They were Bowsers today.  Tornado E was a sliding Bowser.  Tornado S was a hop-hop Bowser.  Obviously Tornado A was a climb-out-of-the-cart-and-land-head-first Bowser.  At least he was trying to be.  As the hero, I foiled his plans one after another by sitting him back into a sitting position with a firm “no.”  This is the reason why I don’t slide three feet to a stop, I don’t ride the shopping cart, I don’t spin the cantaloupe on my fingers or toss things over my shoulder in the basket; I don’t want to give the boys any ideas.  Parenting is such a joykill.

As Tornado E slid and twirled around people and Tornado S hop-hop-hopping, having people hop out of his way, I hummed No Doubt’s “Underneath it all,” reminding me that they are lovely and I’m really lucky.  At least it was drowning out . . . oh God it’s Britney Spears.  How many things left on the list?


I stood in the cereal aisle, trying to do math, debating if the four for ten and free milk was really cheaper than the generic brand and paying for milk.  All the while, I kept an eye on the boys telling them to move out of the way and we are not getting that cereal or that one and no, Tornado A, sit down.

Older gentleman: Three boys?

Me: (smiling.  Please don’t scold me; I’m doing the best I can) Yes.

Older gentleman: (smiling) They are quite a handful.  You’re very lucky.

Me: Yes, they are. (a chuckle) And yes, I am.

Older gentleman: We had five boys.  All of them a year apart.  Except the baby.  He was two years apart.

Me: Wow.

Older gentleman: Once there were so many of them in diapers.  (chuckle)  I had a wonderful wife, and she stayed home, and I worked.  She was amazing. There were years when the refrigerator light was never off.

Me: It must have been a busy, full household.

Older gentleman: It was.  Enjoy them.  They are blessings.  And you are lucky.

We looked over to watch my boys dancing to music they could only here.

Yes, I am.  All they’ve got is me and somehow I’m full of forgiveness and I guess this really was meant to be.

Me: Thank you.


2 Responses to “Lucky”

  1. glitter unicorn Says:

    Um, I’m old. Bowser was a dude on the show Grease. Yes, I realized part-way thru that your boys only know Bowser 2.0.

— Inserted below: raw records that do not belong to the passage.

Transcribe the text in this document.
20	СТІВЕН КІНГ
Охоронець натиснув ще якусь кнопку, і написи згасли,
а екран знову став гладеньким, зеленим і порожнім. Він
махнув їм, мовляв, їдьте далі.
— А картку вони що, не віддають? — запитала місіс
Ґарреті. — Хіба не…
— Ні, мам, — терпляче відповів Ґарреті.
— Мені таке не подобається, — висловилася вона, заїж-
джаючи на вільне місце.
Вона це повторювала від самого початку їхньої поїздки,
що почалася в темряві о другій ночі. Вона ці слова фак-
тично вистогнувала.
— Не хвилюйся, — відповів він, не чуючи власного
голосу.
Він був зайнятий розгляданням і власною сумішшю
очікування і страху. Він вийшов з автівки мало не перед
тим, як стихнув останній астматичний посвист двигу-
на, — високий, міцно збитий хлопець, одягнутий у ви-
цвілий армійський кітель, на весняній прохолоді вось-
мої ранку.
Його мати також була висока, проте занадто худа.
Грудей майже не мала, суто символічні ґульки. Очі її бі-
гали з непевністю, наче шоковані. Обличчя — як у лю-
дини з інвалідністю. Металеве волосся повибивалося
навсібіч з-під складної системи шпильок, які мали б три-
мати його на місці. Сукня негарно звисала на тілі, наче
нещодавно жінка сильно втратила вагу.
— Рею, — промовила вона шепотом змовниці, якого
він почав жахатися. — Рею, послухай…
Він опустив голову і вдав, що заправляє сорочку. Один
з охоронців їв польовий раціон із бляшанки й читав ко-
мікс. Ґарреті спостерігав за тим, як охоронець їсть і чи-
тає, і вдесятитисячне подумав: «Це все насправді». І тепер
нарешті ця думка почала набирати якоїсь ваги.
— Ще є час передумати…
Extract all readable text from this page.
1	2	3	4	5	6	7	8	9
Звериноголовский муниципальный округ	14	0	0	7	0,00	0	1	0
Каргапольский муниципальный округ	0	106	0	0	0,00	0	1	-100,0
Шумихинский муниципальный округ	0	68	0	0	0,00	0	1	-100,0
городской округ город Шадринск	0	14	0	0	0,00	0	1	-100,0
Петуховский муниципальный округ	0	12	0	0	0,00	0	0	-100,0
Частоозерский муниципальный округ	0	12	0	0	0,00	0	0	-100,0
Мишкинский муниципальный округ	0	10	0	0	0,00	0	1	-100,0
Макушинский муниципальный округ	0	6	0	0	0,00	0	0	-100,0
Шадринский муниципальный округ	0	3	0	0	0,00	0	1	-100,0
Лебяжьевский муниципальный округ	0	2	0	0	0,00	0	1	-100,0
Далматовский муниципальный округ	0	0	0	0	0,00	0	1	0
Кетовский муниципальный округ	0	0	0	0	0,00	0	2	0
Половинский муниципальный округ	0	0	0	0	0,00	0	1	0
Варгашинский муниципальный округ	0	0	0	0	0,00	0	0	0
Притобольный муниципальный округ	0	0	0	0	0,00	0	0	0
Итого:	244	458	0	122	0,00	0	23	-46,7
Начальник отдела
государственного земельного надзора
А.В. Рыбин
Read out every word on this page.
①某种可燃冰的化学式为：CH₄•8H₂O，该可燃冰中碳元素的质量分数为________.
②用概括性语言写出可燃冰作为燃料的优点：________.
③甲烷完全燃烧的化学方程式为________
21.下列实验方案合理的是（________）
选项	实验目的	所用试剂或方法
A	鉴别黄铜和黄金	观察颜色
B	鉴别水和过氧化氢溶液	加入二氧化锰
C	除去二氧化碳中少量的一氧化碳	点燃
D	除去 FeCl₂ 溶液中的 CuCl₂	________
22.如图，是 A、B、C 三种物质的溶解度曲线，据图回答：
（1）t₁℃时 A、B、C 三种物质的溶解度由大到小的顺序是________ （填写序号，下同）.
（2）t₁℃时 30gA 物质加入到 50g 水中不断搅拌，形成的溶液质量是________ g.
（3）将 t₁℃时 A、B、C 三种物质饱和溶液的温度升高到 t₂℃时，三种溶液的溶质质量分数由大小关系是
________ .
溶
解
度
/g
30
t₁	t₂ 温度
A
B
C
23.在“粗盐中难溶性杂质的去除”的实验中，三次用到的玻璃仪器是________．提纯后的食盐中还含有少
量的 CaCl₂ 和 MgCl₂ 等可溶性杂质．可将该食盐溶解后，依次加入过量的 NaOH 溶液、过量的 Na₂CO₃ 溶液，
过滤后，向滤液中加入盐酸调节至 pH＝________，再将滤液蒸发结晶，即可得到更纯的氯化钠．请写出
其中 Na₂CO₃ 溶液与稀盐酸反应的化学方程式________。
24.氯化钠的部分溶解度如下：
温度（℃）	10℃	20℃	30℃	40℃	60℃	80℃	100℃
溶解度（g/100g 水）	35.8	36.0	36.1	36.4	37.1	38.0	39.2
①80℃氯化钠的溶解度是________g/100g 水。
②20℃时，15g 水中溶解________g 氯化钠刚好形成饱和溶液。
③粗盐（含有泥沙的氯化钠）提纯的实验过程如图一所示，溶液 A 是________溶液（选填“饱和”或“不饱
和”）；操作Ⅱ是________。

    Yeah, try to enjoy them. When you’re not wanting to strangle them. If they’re not hanging from the railings and climbing on the counter. You should have told him about the Penis Rules, yannow, to compare notes. I double dog dare you next time. 🙂

    The cereal aisle is an evil dark territory made to torture parents. All the crap is down low so the kids can reach and whine and beg and plead and throw tantrums over sugar coated crap.

  2. faemom Says:

    I can usually navigate the cereal pretty well. Honey Nut Cheerios and Rice Krispies. The generic kind. It was that damn baby food aisle with the toys that is the evil dark territory that tortures me.